Question

Show that$\mathit{P}\left(A+B+C\right)\mathbf{=}\mathit{P}\left(A\right)\mathbf{+}\mathit{P}\left(B\right)\mathbf{+}\mathit{P}\left(C\right)\mathbf{-}\mathit{P}\left(AB\right)\mathbf{-}\mathit{P}\left(AC\right)\mathbf{-}\mathit{P}\left(BC\right)\mathbf{+}\mathit{P}\left(ABC\right)$.
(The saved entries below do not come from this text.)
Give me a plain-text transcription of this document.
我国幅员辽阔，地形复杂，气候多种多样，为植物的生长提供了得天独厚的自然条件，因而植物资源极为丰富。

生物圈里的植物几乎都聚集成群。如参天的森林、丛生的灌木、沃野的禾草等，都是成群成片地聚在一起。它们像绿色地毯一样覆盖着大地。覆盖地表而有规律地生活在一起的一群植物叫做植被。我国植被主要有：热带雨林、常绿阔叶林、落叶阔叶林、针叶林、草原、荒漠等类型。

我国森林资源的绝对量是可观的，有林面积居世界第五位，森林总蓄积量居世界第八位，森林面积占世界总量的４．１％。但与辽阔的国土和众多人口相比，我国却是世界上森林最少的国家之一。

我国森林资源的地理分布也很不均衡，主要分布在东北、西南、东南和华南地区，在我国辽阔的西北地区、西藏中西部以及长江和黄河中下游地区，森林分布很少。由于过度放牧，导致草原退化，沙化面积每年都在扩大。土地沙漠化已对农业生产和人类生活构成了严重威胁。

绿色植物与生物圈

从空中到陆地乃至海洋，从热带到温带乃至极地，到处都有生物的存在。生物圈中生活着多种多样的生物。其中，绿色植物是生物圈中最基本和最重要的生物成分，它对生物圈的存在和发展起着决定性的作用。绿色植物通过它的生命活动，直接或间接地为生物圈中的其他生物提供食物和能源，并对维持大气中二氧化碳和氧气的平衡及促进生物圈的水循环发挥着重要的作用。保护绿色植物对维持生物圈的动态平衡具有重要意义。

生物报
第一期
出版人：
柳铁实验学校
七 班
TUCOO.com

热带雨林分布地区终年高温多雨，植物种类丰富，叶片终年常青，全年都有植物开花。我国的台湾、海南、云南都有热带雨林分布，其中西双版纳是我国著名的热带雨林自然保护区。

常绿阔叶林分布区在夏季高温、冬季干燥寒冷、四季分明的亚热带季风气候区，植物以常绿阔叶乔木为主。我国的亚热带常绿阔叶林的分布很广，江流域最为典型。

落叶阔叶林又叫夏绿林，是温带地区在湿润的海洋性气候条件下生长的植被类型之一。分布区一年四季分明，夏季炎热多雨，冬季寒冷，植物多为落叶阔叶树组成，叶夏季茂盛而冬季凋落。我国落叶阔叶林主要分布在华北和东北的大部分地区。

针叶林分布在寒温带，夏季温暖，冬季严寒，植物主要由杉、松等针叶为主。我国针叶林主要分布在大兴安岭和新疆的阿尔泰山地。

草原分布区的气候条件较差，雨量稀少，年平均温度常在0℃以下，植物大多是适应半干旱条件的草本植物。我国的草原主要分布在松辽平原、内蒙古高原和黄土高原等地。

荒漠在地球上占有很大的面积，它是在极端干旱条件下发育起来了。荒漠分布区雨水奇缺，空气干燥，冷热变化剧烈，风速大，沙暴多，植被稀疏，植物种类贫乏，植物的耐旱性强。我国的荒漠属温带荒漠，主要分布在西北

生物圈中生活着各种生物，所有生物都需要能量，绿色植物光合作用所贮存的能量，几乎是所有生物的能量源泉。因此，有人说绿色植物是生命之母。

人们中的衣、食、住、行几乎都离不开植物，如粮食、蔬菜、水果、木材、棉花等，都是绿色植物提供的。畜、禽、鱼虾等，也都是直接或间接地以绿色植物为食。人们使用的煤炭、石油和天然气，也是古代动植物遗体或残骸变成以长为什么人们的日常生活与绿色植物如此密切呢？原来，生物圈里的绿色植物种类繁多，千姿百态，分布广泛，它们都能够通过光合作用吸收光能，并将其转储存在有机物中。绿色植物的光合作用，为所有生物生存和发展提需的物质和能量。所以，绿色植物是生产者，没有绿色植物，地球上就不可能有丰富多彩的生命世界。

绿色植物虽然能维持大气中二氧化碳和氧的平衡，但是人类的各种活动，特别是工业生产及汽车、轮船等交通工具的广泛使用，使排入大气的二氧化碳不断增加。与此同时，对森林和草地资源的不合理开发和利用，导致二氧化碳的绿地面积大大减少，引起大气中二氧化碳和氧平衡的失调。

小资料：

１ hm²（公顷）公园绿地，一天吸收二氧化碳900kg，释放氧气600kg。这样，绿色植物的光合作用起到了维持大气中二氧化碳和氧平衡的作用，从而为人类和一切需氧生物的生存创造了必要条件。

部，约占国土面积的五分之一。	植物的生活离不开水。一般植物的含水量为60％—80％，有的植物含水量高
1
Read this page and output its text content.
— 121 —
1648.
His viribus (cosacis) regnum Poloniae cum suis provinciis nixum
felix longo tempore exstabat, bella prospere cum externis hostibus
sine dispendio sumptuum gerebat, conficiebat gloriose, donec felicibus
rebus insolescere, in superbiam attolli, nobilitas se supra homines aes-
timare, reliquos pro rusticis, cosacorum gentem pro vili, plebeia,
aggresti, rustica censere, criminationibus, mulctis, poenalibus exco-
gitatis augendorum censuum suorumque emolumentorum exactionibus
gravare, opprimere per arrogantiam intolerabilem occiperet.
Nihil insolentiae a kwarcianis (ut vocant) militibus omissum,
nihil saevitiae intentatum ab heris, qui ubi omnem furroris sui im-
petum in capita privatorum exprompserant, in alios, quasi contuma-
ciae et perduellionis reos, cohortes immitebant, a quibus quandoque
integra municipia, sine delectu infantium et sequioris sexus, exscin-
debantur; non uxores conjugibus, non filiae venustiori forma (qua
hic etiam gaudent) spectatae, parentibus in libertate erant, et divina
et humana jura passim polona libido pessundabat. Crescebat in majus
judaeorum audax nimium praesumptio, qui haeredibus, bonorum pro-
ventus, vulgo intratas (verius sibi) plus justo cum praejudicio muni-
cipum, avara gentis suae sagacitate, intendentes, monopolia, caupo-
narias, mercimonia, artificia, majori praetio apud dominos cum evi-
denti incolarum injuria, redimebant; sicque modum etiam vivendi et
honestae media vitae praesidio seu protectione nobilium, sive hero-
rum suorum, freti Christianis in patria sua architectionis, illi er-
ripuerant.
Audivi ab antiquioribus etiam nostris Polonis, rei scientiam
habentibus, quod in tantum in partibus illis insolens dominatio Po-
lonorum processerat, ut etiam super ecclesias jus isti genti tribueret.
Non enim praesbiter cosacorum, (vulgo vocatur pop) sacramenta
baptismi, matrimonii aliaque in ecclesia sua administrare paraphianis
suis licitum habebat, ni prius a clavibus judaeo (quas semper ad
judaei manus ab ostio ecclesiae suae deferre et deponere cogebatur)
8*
Hint: Start with Figure 3.2 and sketch in a region C overlapping some of the pointsof each of the regions A, B, and AB.

Short answer

Answer

$P\left(A+B+C\right)=P\left(A\right)+P\left(B\right)+P\left(C\right)-P\left(AB\right)-P\left(AC\right)-P\left(AC\right)-P\left(BC\right)+P\left(ABC\right)$is verified.

Step-by-step solution

Given Information

$A,B$and $C$are the events with probabilities $P\left(A\right),P\left(B\right)$and $P\left(C\right)$respectively.

Definition of Independent Event

The events are said to be independent when the occurrence or non-occurrence of any event does not have any effect on the occurrence or non-occurrence of the other event.

When events are independent, apply the formula $P\left(AB\right)=P\left(A\right).P\left(B\right)$here$A$and are the events.

Drawing the probability regions.

Draw the regions for A , B and C.

Proving the statement

Take the left hand side $P\left(A+B+C\right)$as $P\left(A+\left(B+C\right)\right)$and apply the formula$P\left(A+B\right)=P\left(A\right)+P\left(B\right)-P\left(AB\right)$.

$P\left(A+\left(B+C\right)\right)=P\left(A\right)+P\left(B+C\right)-P\left(A\left(B+C\right)\right)$

Apply the distributive law.

$P\left(A+\left(B+C\right)\right)=P\left(A\right)+P\left(B+C\right)-P\left(A\left(B+C\right)\right)$

Again, use the formula $P\left(A+B\right)=P\left(A\right)+P\left(B\right)-P\left(AB\right)$and simplify.

$$\begin{gathered} P\left(A+\left(B+C\right)\right)=P\left(A\right)+P\left(B\right)+P\left(C\right)-P\left(BC\right)-P\left(AB+AC\right) \\ =P\left(A\right)+P\left(B\right)+P\left(C\right)-P\left(BC\right)-P\left(AB\right)-P\left(AC\right)+P\left(ABC\right) \end{gathered}$$

Apply the associative law to solve.

$P\left(A+\left(B+C\right)\right)=P\left(A\right)+P\left(B\right)+P\left(C\right)-P\left(BC\right)-P\left(AB\right)-P\left(AC\right)+P\left(ABC\right)$

It can be observed that right side of the obtained equation is same as the right side of the given equation, thus the given equation is valid.